In a new Building Windows 8 blog post, Microsoft talks about how easy it is to use 3G and 4G connectivity along with Wi-Fi in Windows 8. On top of that, no new drivers need to be installed and the company makes it easier than ever to get the internet up and running no matter what type of connection you are on.
“We have re-engineered the wireless networking stack to optimize it for both mobile broadband and Wi-Fi networks. We’ve done a ton of work to enable mobile broadband providers to make it easy for you to use 3G and 4G connectivity along with Wi-Fi in Windows 8. In addition to this architectural work, we’ve worked on keeping Windows connected to a network even when in a low-power state,” Microsoft states in an official blog post.
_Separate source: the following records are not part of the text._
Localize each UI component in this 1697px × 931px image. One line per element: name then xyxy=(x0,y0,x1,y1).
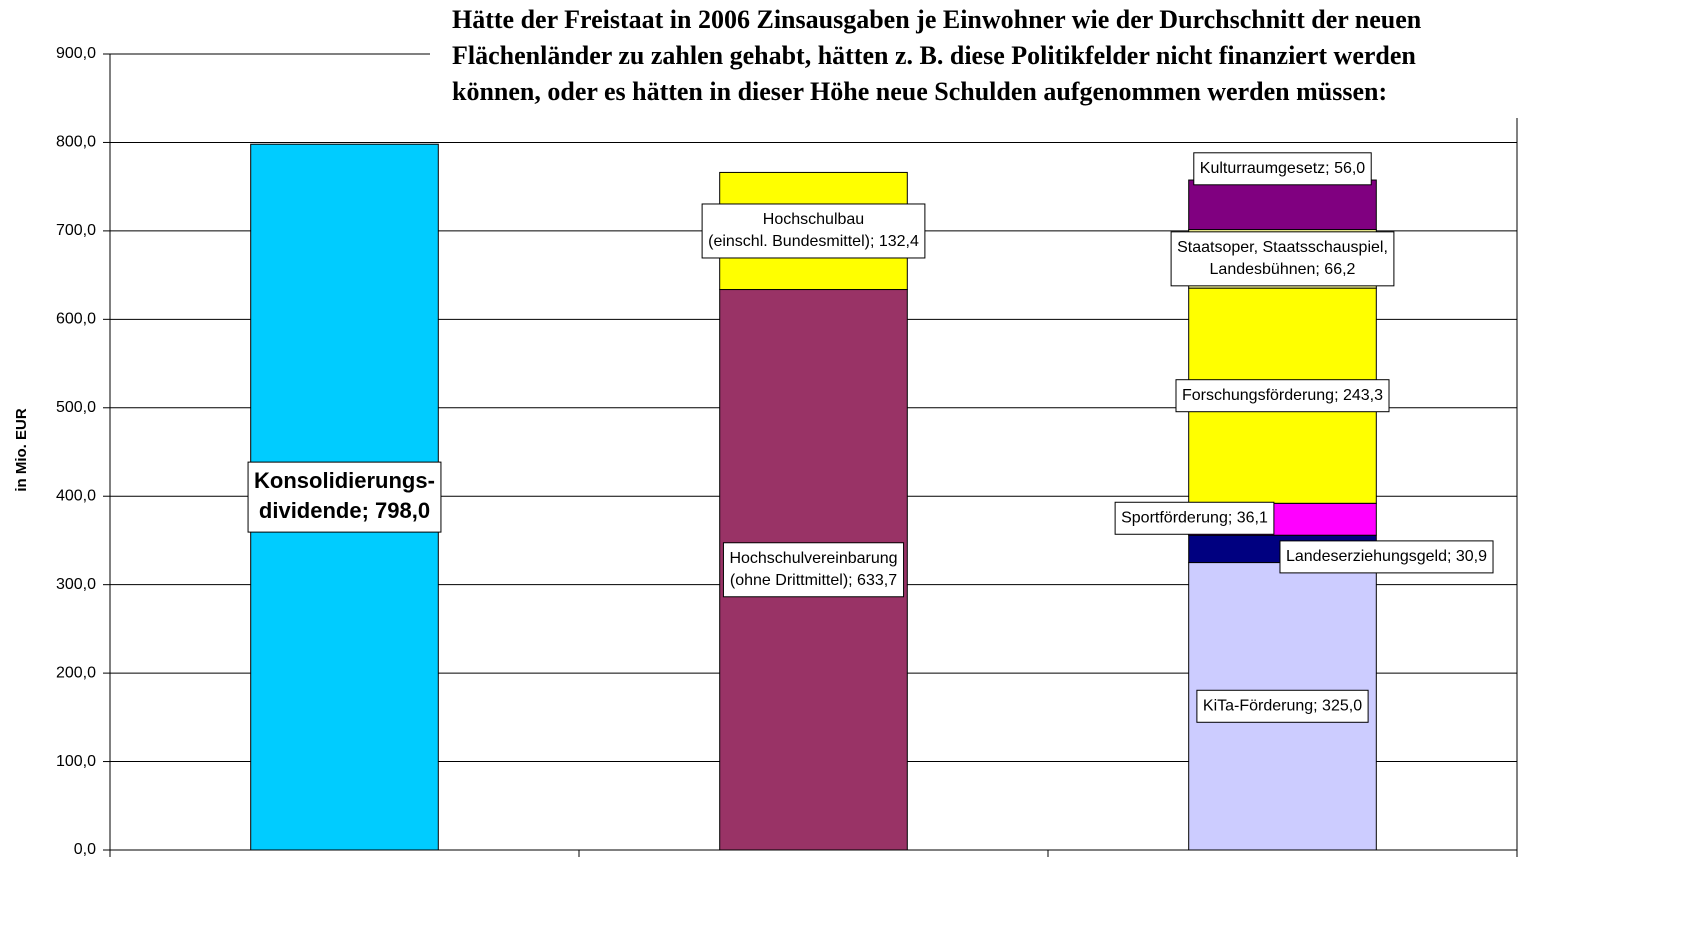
data-label-box xyxy=(1114,501,1275,535)
y-tick-label: 600,0 xyxy=(56,311,96,328)
data-label-text: Landesbühnen; 66,2 xyxy=(1210,261,1356,278)
data-label: Konsolidierungs-dividende; 798,0 xyxy=(247,461,442,533)
data-label-text: KiTa-Förderung; 325,0 xyxy=(1203,697,1362,714)
data-label-text: dividende; 798,0 xyxy=(259,498,430,523)
data-label: Kulturraumgesetz; 56,0 xyxy=(1193,152,1372,186)
chart-title: können, oder es hätten in dieser Höhe ne… xyxy=(452,77,1387,106)
data-label-text: Staatsoper, Staatsschauspiel, xyxy=(1177,239,1388,256)
y-tick-label: 700,0 xyxy=(56,222,96,239)
y-tick-label: 200,0 xyxy=(56,664,96,681)
data-label-text: Konsolidierungs- xyxy=(254,468,435,493)
y-tick-label: 500,0 xyxy=(56,399,96,416)
data-label-box xyxy=(247,461,442,533)
data-label-text: Hochschulvereinbarung xyxy=(729,550,897,567)
data-label: KiTa-Förderung; 325,0 xyxy=(1196,689,1369,723)
data-label-box xyxy=(1279,540,1494,574)
data-label-text: Kulturraumgesetz; 56,0 xyxy=(1200,160,1366,177)
data-label: Landeserziehungsgeld; 30,9 xyxy=(1279,540,1494,574)
title-background xyxy=(430,0,1697,118)
data-label: Hochschulvereinbarung (ohne Drittmittel);… xyxy=(722,542,905,598)
data-label: Hochschulbau (einschl. Bundesmittel); 132… xyxy=(701,203,926,259)
y-tick-label: 300,0 xyxy=(56,576,96,593)
bar-segment xyxy=(1188,179,1377,231)
data-label-text: (einschl. Bundesmittel); 132,4 xyxy=(708,233,919,250)
y-tick-label: 800,0 xyxy=(56,134,96,151)
data-label: Forschungsförderung; 243,3 xyxy=(1175,379,1390,413)
y-axis-label: in Mio. EUR xyxy=(13,408,30,491)
data-label-text: Landeserziehungsgeld; 30,9 xyxy=(1286,548,1487,565)
data-label-text: (ohne Drittmittel); 633,7 xyxy=(730,572,897,589)
y-tick-label: 100,0 xyxy=(56,753,96,770)
y-tick-label: 900,0 xyxy=(56,45,96,62)
data-label-box xyxy=(1196,689,1369,723)
data-label-box xyxy=(1170,231,1395,287)
data-label-text: Sportförderung; 36,1 xyxy=(1121,509,1268,526)
data-label-box xyxy=(701,203,926,259)
data-label-box xyxy=(722,542,905,598)
data-label-text: Hochschulbau xyxy=(763,211,864,228)
chart-title: Hätte der Freistaat in 2006 Zinsausgaben… xyxy=(452,5,1422,34)
data-label: Sportförderung; 36,1 xyxy=(1114,501,1275,535)
data-label-box xyxy=(1175,379,1390,413)
data-label: Staatsoper, Staatsschauspiel, Landesbühne… xyxy=(1170,231,1395,287)
data-label-text: Forschungsförderung; 243,3 xyxy=(1182,387,1383,404)
y-tick-label: 400,0 xyxy=(56,487,96,504)
data-label-box xyxy=(1193,152,1372,186)
y-tick-label: 0,0 xyxy=(74,841,96,858)
chart-title: Flächenländer zu zahlen gehabt, hätten z… xyxy=(452,41,1416,70)
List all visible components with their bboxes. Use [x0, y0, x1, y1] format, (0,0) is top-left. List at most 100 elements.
Microsoft acknowledges that they understand consumers would prefer to have their PC automatically connected to the internet and ready for use whenever and wherever the user is and not have to worry about manually connecting to the internet.
“For Windows 8, we fully developed and integrated mobile broadband (MB) as a first-class connectivity experience within Windows – right alongside Wi-Fi,” Microsoft adds. The company has also eliminated the “guesswork” in locating and installing device drivers for mobile broadband.
Microsoft also adds that Windows 8 will provide native radio management to eliminate any conflict or confusion. The new Windows 8 network settings will allow the user to turn on and off individual radios, such as Wi-Fi, mobile broadband, and Bluetooth) and even disable all radios by enabling the “airplane mode” setting.
Windows 8 also has native support that allows a user to not only select but also connect to any supported carrier from within the Windows user interface. Even then, Windows 8 will notify the user if they are exceeding their data cap.
We will be seeing some new wireless networking features and enhancements in Windows 8 and it sure is to be a game changer. “We designed Windows 8 with you—and mobility—in mind. We set out to simplify your experience with getting and staying connected across mobile broadband and Wi-Fi networks, removing hurdles and whenever possible, doing the right things automatically for you,” Microsoft concludes.